Unter strenger Aufsicht
In Nürnberg zählte man 1363 schon fünfzig Handwerksberufe. Viele davon gibt es heute noch, einige sind mit der Entwicklung technischer Innovationen verschwunden, z. B. der Pergamenter oder der Harnischmacher.
Ausgehend vom Rohmaterial, z. B. Stein, Holz, Ton, Glas, Knochen, Wolle, Haut, präsentieren die Autoren in dreizehn Beiträgen Verarbeitungsprozesse und die damit einhergehende Ausdifferenzierung der Berufe. Auch Informationen über Lehr- und Wanderjahre, Arbeitszeiten und -bedingungen, Zunftorganisationen, erste Streiks und Dumpinglohnentwicklungen, aber auch über Werkzeuge, Endprodukte, Arbeitsorte und den Vertrieb zeichnen ein lebendiges Bild der vorindustriellen Arbeitswelt.

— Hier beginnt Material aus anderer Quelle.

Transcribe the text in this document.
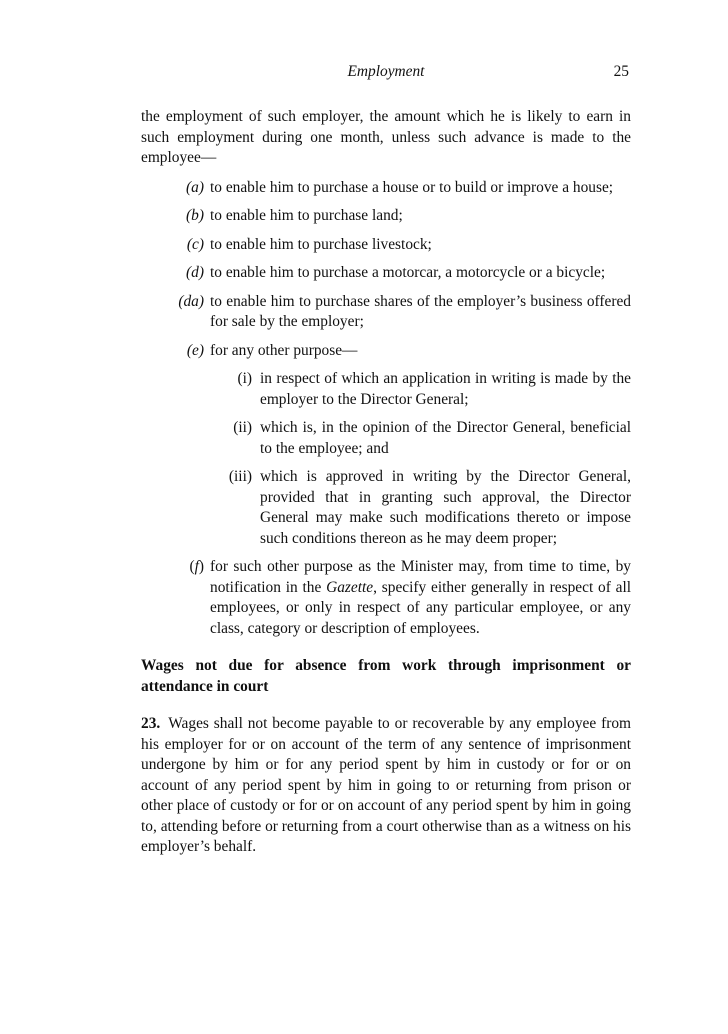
Employment	25

the employment of such employer, the amount which he is likely to earn in such employment during one month, unless such advance is made to the employee—

(a) to enable him to purchase a house or to build or improve a house;
(b) to enable him to purchase land;
(c) to enable him to purchase livestock;
(d) to enable him to purchase a motorcar, a motorcycle or a bicycle;
(da) to enable him to purchase shares of the employer’s business offered for sale by the employer;
(e) for any other purpose—
(i) in respect of which an application in writing is made by the employer to the Director General;
(ii) which is, in the opinion of the Director General, beneficial to the employee; and
(iii) which is approved in writing by the Director General, provided that in granting such approval, the Director General may make such modifications thereto or impose such conditions thereon as he may deem proper;
(f) for such other purpose as the Minister may, from time to time, by notification in the Gazette, specify either generally in respect of all employees, or only in respect of any particular employee, or any class, category or description of employees.
Wages not due for absence from work through imprisonment or attendance in court

23. Wages shall not become payable to or recoverable by any employee from his employer for or on account of the term of any sentence of imprisonment undergone by him or for any period spent by him in custody or for or on account of any period spent by him in going to or returning from prison or other place of custody or for or on account of any period spent by him in going to, attending before or returning from a court otherwise than as a witness on his employer’s behalf.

Beeindruckend ist nicht nur die Bandbreite an Berufen, die es im 14. Jahrhundert bereits gab, auch die Menge der produzierten Ware lässt staunen. So hätte man beispielsweise mit dem jährlich in Nürnberg gesponnenen Garn 6,5-mal den Äquator umrunden können. Auch lassen sich anhand der Produkte Moden, z. B. für Kleidung, Schmuck oder Tischdekoration, ablesen. Aber jede Möglichkeit, Geld zu verdienen, setzte auch immer zugleich die Fantasie in Gang, nach Strategien der persönlichen Vorteilnahme zu suchen. Dies bedingte wiederum eine intensive Gewerbeaufsicht, die u. a. für Silber- und Goldschmiede besonders strenge Reglementierungen vorsah.
Der Band ist reich bebildert und ermöglicht eine anschauliche und kurzweilige Lektüre. Mit Eleganz ist den Autoren der Spagat zwischen wissenschaftlicher Analyse und spannendem Mittelalterpanorama gelungen.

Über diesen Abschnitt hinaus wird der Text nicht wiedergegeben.